Une garde-robe de cinquante pièces représente plus de douze heures de travail en vente directe, réparties sur plusieurs semaines. Le bon critère de décision reste le prix final obtenu multiplié par le nombre de pièces réellement vendues, jamais la commission affichée.

Si l'idée de vendre pour les autres commence à t'intéresser, la formation DressKool explique comment recevoir un premier dépôt et fixer une commission qui tient.

Questions fréquentes

Quelles pièces se vendent le mieux à Vannes ?

Le vêtement de mer et la mi-saison, très loin devant. Ciré, veste de quart, softshell, polaire de bord, coupe-vent, imperméable léger, maille fine et marinière se vendent d'octobre à mai sans interruption, portés par le climat océanique et par la culture voile du golfe du Morbihan. Les marques bretonnes de vêtement marin sont recherchées et se revendent bien, y compris marquées par l'usage, à condition d'être décrites précisément.

Pourquoi mes gros manteaux ne trouvent-ils pas preneur ?

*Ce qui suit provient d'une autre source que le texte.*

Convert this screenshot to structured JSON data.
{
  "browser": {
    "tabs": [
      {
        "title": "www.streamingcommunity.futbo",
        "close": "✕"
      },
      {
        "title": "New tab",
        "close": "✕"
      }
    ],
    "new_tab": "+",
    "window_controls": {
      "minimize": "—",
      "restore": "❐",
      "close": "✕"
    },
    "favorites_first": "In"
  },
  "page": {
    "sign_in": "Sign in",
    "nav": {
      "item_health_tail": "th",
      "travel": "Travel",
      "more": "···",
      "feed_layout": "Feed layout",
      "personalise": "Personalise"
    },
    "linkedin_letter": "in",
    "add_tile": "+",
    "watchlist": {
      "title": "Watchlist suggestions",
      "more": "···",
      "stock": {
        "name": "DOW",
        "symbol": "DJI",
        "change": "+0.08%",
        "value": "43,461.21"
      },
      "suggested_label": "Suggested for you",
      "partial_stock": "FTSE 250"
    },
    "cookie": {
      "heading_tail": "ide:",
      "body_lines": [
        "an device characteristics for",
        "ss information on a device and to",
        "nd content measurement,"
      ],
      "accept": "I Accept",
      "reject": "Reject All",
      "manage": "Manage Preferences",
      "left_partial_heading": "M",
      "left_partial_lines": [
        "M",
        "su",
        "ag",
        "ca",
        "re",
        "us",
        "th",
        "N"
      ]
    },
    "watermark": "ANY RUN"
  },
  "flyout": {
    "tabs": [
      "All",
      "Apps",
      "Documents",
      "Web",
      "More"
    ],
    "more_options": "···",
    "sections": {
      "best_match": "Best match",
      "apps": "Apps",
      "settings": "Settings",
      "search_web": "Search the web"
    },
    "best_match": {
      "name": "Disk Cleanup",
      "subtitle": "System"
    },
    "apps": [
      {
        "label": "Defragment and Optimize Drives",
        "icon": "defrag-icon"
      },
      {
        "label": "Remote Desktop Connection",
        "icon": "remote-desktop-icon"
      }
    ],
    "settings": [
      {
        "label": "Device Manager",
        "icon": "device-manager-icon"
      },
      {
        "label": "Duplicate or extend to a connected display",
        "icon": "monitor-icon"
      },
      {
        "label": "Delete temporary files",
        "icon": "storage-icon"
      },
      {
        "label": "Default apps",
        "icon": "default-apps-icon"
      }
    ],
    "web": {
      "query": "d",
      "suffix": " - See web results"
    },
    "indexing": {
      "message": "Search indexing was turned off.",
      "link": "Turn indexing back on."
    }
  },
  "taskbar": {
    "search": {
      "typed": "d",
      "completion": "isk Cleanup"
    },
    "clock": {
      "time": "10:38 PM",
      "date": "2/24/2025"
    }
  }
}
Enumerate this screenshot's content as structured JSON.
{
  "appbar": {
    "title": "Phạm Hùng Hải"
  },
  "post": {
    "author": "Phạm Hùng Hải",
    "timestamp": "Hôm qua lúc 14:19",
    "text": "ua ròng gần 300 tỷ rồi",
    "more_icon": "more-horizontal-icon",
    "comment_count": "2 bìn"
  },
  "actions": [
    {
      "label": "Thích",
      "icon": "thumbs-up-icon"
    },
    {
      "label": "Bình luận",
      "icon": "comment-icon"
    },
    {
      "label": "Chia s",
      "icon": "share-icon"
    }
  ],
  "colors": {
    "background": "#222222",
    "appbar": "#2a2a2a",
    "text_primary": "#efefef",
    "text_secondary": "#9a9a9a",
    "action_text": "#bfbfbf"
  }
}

Parce que l'hiver vannetais est doux et venteux, pas froid. Une grosse doudoune ou un manteau de laine lourd se portent quelques jours par an ici, donc l'acheteur local n'y met pas le prix. Ce qui tourne, c'est le chaud léger : polaire, maille fine, coupe-vent doublé. Pour le très gros hiver, la vente en ligne à une audience nationale, en visant le nord et l'est de la France, donne un résultat sans commune mesure avec le marché local.

L'été touristique est-il un bon moment pour vendre ?

Non, et c'est le piège le plus fréquent ici. En juillet et en août la ville est pleine, mais les vacanciers achètent du neuf et du souvenir, pas de la seconde main locale, et les habitants sont occupés ailleurs. Ces deux mois sont un creux réel. Utilise-les pour trier et photographier, puis publie en septembre, quand la rentrée et le retour des familles relancent franchement la demande.

Comment décrire un vêtement technique de mer ?

Avec le vocabulaire du pratiquant : imperméabilité, respirabilité, coutures étanchées, coupe, longueur, état des fermetures, et surtout les mesures réelles prises à plat plutôt que la taille marquée. Ajoute des photos nettes des zones d'usure. Une veste décrite ainsi se vend beaucoup plus cher que la même annoncée comme une simple veste bleue, parce que l'acheteur du golfe sait exactement ce qu'il cherche.

Quand faut-il déposer ses pièces en boutique à Vannes ?

En mars ou en avril pour être bien placée avant la saison. Les boutiques du centre intra-muros vivent au rythme du tourisme et sont très sollicitées à l'approche de l'été : arriver en juillet, c'est arriver quand les portants sont déjà pleins. Le second bon moment est septembre, à la reprise, quand la mi-saison redémarre pour de bon.